Opinion

Even the driver has a half cat

Standing out in the darkness before 6 a.m., one’s attention turns to the coyotes howling and yipping, their noises slicing through the fir trees to where I’m standing next to the road, waiting for the bus.

Immediately I start thinking of dead cats and berate myself for being so macabre. Besides, it’s scary thinking of coyotes and dead cats when the stars are still shining and the trees seem to be stalking the person waiting for the bus. Nevertheless, I think of all the half-cats found in Oak Harbor and the stories this newspaper has printed about them, and the resulting notoriety for Oak Harbor spread throughout the known universe by TV and radio.

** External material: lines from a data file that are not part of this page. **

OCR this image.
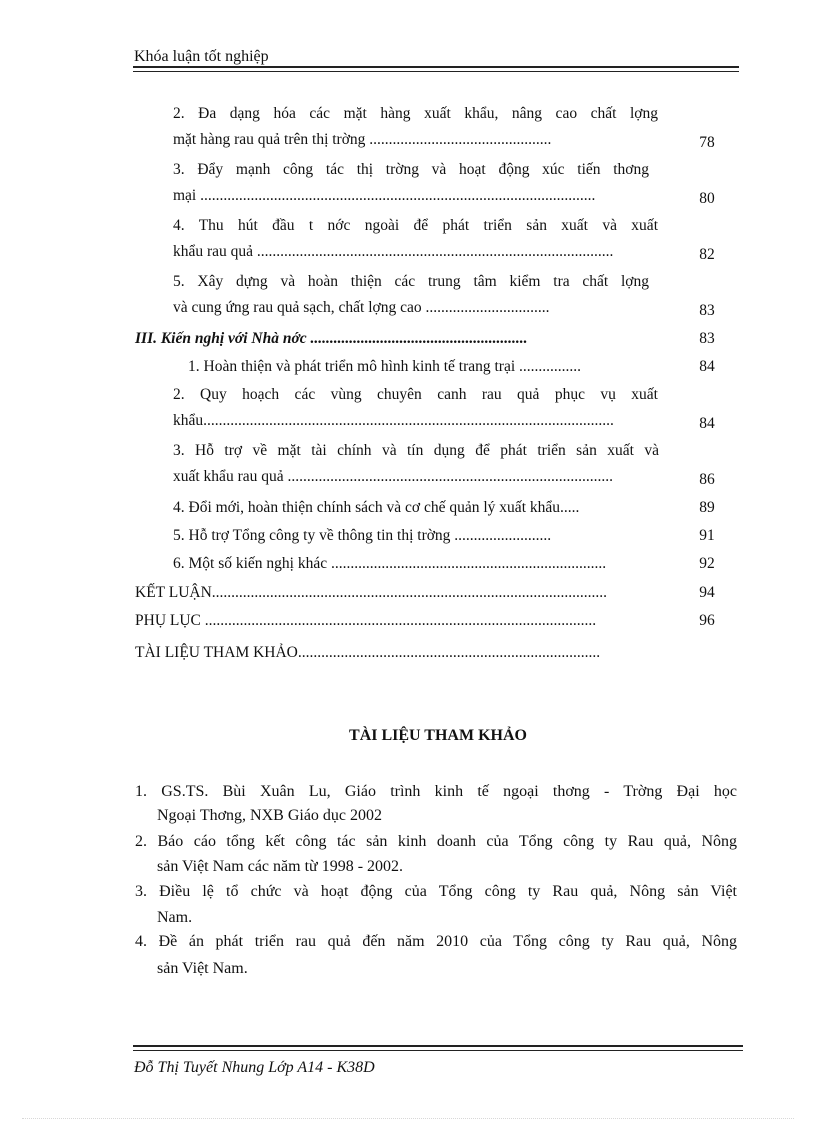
Khóa luận tốt nghiệp
2. Đa dạng hóa các mặt hàng xuất khẩu, nâng cao chất lợng
mặt hàng rau quả trên thị trờng ...............................................	78
3. Đẩy mạnh công tác thị trờng và hoạt động xúc tiến thơng
mại ......................................................................................................	80
4. Thu hút đầu t nớc ngoài để phát triển sản xuất và xuất
khẩu rau quả ............................................................................................	82
5. Xây dựng và hoàn thiện các trung tâm kiểm tra chất lợng
và cung ứng rau quả sạch, chất lợng cao ................................	83
III. Kiến nghị với Nhà nớc ........................................................	83
1. Hoàn thiện và phát triển mô hình kinh tế trang trại ................	84
2. Quy hoạch các vùng chuyên canh rau quả phục vụ xuất
khẩu..........................................................................................................	84
3. Hỗ trợ về mặt tài chính và tín dụng để phát triển sản xuất và
xuất khẩu rau quả ....................................................................................	86
4. Đổi mới, hoàn thiện chính sách và cơ chế quản lý xuất khẩu.....	89
5. Hỗ trợ Tổng công ty về thông tin thị trờng .........................	91
6. Một số kiến nghị khác .......................................................................	92
KẾT LUẬN......................................................................................................	94
PHỤ LỤC .....................................................................................................	96
TÀI LIỆU THAM KHẢO..............................................................................
TÀI LIỆU THAM KHẢO
1. GS.TS. Bùi Xuân Lu, Giáo trình kinh tế ngoại thơng - Trờng Đại học
Ngoại Thơng, NXB Giáo dục 2002
2. Báo cáo tổng kết công tác sản kinh doanh của Tổng công ty Rau quả, Nông
sản Việt Nam các năm từ 1998 - 2002.
3. Điều lệ tổ chức và hoạt động của Tổng công ty Rau quả, Nông sản Việt
Nam.
4. Đề án phát triển rau quả đến năm 2010 của Tổng công ty Rau quả, Nông
sản Việt Nam.
Đỗ Thị Tuyết Nhung Lớp A14 - K38D
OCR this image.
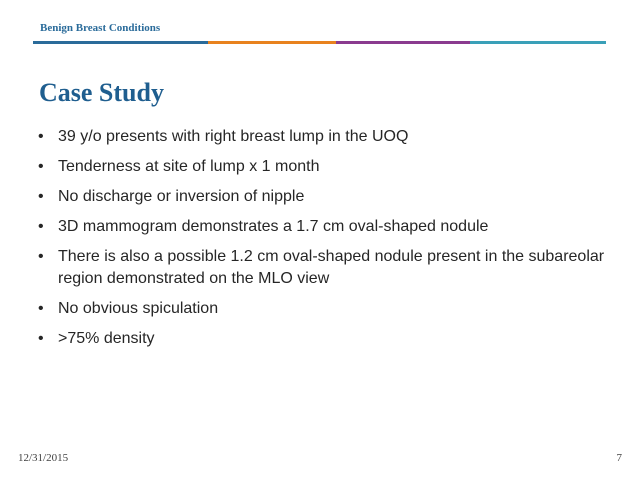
Benign Breast Conditions
Case Study
• 39 y/o presents with right breast lump in the UOQ
• Tenderness at site of lump x 1 month
• No discharge or inversion of nipple
• 3D mammogram demonstrates a 1.7 cm oval-shaped nodule
• There is also a possible 1.2 cm oval-shaped nodule present in the subareolar region demonstrated on the MLO view
• No obvious spiculation
• >75% density
12/31/2015	7
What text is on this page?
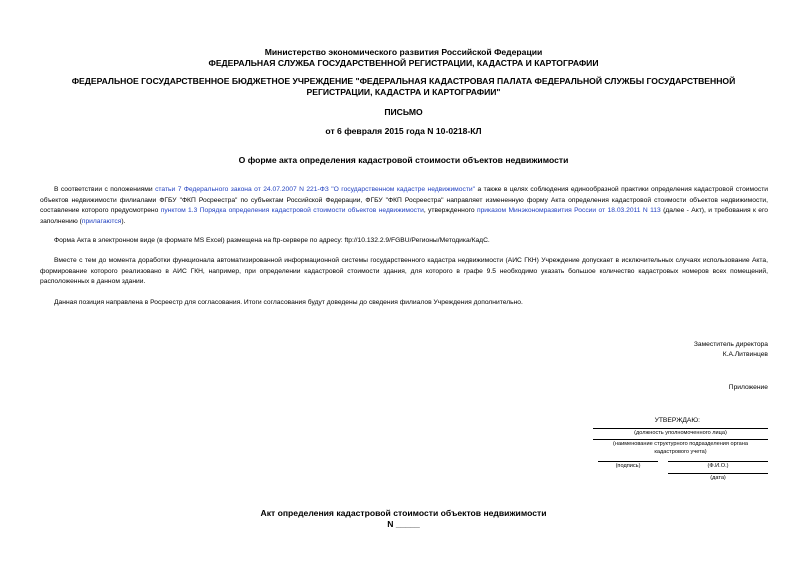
Министерство экономического развития Российской Федерации
ФЕДЕРАЛЬНАЯ СЛУЖБА ГОСУДАРСТВЕННОЙ РЕГИСТРАЦИИ, КАДАСТРА И КАРТОГРАФИИ
ФЕДЕРАЛЬНОЕ ГОСУДАРСТВЕННОЕ БЮДЖЕТНОЕ УЧРЕЖДЕНИЕ "ФЕДЕРАЛЬНАЯ КАДАСТРОВАЯ ПАЛАТА ФЕДЕРАЛЬНОЙ СЛУЖБЫ ГОСУДАРСТВЕННОЙ
РЕГИСТРАЦИИ, КАДАСТРА И КАРТОГРАФИИ"
ПИСЬМО
от 6 февраля 2015 года N 10-0218-КЛ
О форме акта определения кадастровой стоимости объектов недвижимости
В соответствии с положениями статьи 7 Федерального закона от 24.07.2007 N 221-ФЗ "О государственном кадастре недвижимости" а также в целях соблюдения единообразной практики определения кадастровой стоимости объектов недвижимости филиалами ФГБУ "ФКП Росреестра" по субъектам Российской Федерации, ФГБУ "ФКП Росреестра" направляет измененную форму Акта определения кадастровой стоимости объектов недвижимости, составление которого предусмотрено пунктом 1.3 Порядка определения кадастровой стоимости объектов недвижимости, утвержденного приказом Минэкономразвития России от 18.03.2011 N 113 (далее - Акт), и требования к его заполнению (прилагаются).
Форма Акта в электронном виде (в формате MS Excel) размещена на ftp-сервере по адресу: ftp://10.132.2.9/FGBU/Регионы/Методика/КадС.
Вместе с тем до момента доработки функционала автоматизированной информационной системы государственного кадастра недвижимости (АИС ГКН) Учреждение допускает в исключительных случаях использование Акта, формирование которого реализовано в АИС ГКН, например, при определении кадастровой стоимости здания, для которого в графе 9.5 необходимо указать большое количество кадастровых номеров всех помещений, расположенных в данном здании.
Данная позиция направлена в Росреестр для согласования. Итоги согласования будут доведены до сведения филиалов Учреждения дополнительно.
Заместитель директора
К.А.Литвинцев
Приложение
УТВЕРЖДАЮ:
(должность уполномоченного лица)
(наименование структурного подразделения органа
кадастрового учета)
(подпись)	(Ф.И.О.)
(дата)
Акт определения кадастровой стоимости объектов недвижимости
N _____
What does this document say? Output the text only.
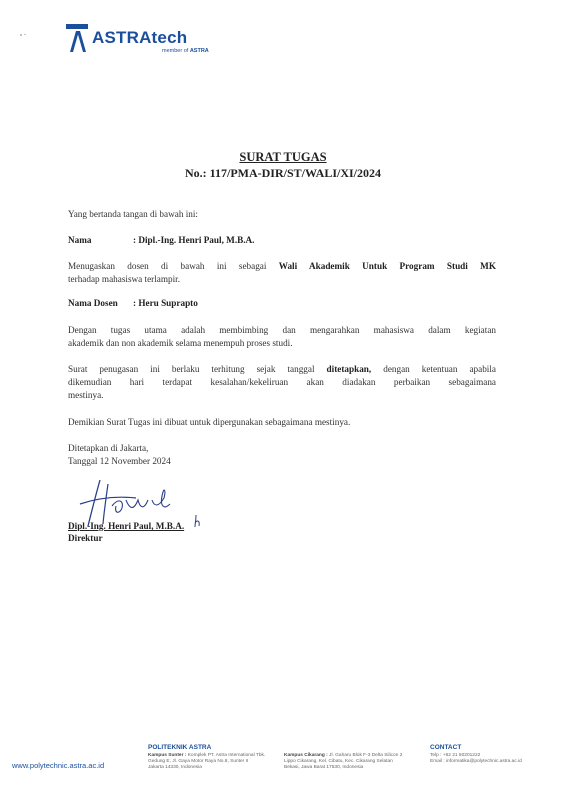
ASTRAtech
member of ASTRA
SURAT TUGAS
No.: 117/PMA-DIR/ST/WALI/XI/2024
Yang bertanda tangan di bawah ini:
Nama	: Dipl.-Ing. Henri Paul, M.B.A.
Menugaskan dosen di bawah ini sebagai Wali Akademik Untuk Program Studi MK
terhadap mahasiswa terlampir.
Nama Dosen : Heru Suprapto
Dengan tugas utama adalah membimbing dan mengarahkan mahasiswa dalam kegiatan
akademik dan non akademik selama menempuh proses studi.
Surat penugasan ini berlaku terhitung sejak tanggal ditetapkan, dengan ketentuan apabila
dikemudian hari terdapat kesalahan/kekeliruan akan diadakan perbaikan sebagaimana
mestinya.
Demikian Surat Tugas ini dibuat untuk dipergunakan sebagaimana mestinya.
Ditetapkan di Jakarta,
Tanggal 12 November 2024
Dipl.-Ing. Henri Paul, M.B.A.
Direktur
www.polytechnic.astra.ac.id
POLITEKNIK ASTRA
Kampus Sunter : Komplek PT. Astra International Tbk.
Gedung E, Jl. Gaya Motor Raya No.8, Sunter II
Jakarta 14330, Indonesia
Kampus Cikarang : Jl. Gaharu Blok F-3 Delta Silicon 2
Lippo Cikarang, Kel. Cibatu, Kec. Cikarang Selatan
Bekasi, Jawa Barat 17530, Indonesia
CONTACT
Telp : +62 21 50201222
Email : informatika@polytechnic.astra.ac.id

The Island Transit bus rolls to a halt and I’m relieved, there’s finally something to distract me from my dead cat thoughts. “Hi,” I say. “Nice morning, but lots of coyotes yelling.”

Imagine my surprise when the bus driver says coyotes - or something - killed his cat. Sliced it clean in two. Seemed awfully neat for a coyote. Maybe there’s something to the theory that a twisted person is doing it or -- nervous laughter - an alien.

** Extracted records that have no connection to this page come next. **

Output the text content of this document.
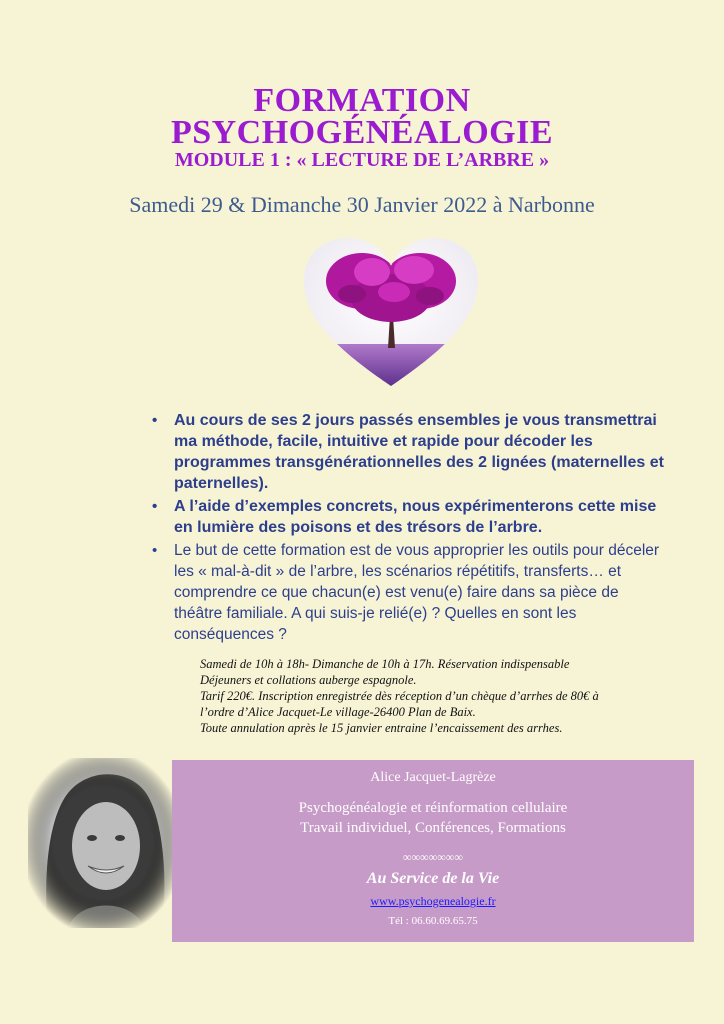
FORMATION
PSYCHOGÉNÉALOGIE
MODULE 1 : « LECTURE DE L’ARBRE »
Samedi 29 & Dimanche 30 Janvier 2022 à Narbonne
• Au cours de ses 2 jours passés ensembles je vous transmettrai ma méthode, facile, intuitive et rapide pour décoder les programmes transgénérationnelles des 2 lignées (maternelles et paternelles).
• A l’aide d’exemples concrets, nous expérimenterons cette mise en lumière des poisons et des trésors de l’arbre.
• Le but de cette formation est de vous approprier les outils pour déceler les « mal-à-dit » de l’arbre, les scénarios répétitifs, transferts… et comprendre ce que chacun(e) est venu(e) faire dans sa pièce de théâtre familiale. A qui suis-je relié(e) ? Quelles en sont les conséquences ?
Samedi de 10h à 18h- Dimanche de 10h à 17h. Réservation indispensable
Déjeuners et collations auberge espagnole.
Tarif 220€. Inscription enregistrée dès réception d’un chèque d’arrhes de 80€ à
l’ordre d’Alice Jacquet-Le village-26400 Plan de Baix.
Toute annulation après le 15 janvier entraine l’encaissement des arrhes.
Alice Jacquet-Lagrèze
Psychogénéalogie et réinformation cellulaire
Travail individuel, Conférences, Formations
∞∞∞∞∞∞∞
Au Service de la Vie
www.psychogenealogie.fr
Tél : 06.60.69.65.75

Thus begins a full week of dead cat thoughts, because before long one of my loyal readers stops by to say he found a cat head - even less than the half cat that most people are finding. He shows me the cat head, neatly tucked inside a Ziploc bag. It looks relaxed, eyes closed, but just a head, like that of the fading cheshire cat. Keep it, the generous man says, it’s yours.

I stick the cat head under the metal lid of the company barbecue outside my office. I show it to the reporter assigned to the mutilated cat stories, and pretty soon the barbecue is a big tourist attraction. Everybody wants to see the cat head.

Before long I’m told a local vet wants to examine the cat head so I am nominated to take the head to the vet’s. I place the Ziploc bag inside a small Minolta copy machine toner box. This way nobody will see me walking around with a cat head.

The vet’s office is not expecting me, which is unexpected. Four young ladies behind the counter looked at me and my box, as does the young woman holding a baby as she waits to be helped. They ask what’s in the box. Why, it’s a cat. A cat? In such a little box? Well, it’s part of a cat. Part? What part! The...ummm...the head. The women gasp collectively, the mother pulls her baby protectively to her breast, and I’m stereotyped as a cat killing freak.

One of the clerks acts like any good bureaucrat in an emergency. She hands me a form. Wants to know my name, address, what kind of pet I have, and what seems to be the pet’s problem. Well, I know a vet might have trouble figuring out what the problem is when a cat has a hairball, but I don’t think he needs a form to tell him the cat’s body is missing. Besides, I’m tired of all the women staring at me, edging toward their cell phones and 911. I leave, but not before setting the Minolta box on the counter.

The vet apparently left town so I’ll have to wait for his opinion on what separated the cat’s head from its body so neatly. I just hope I’m not a suspect.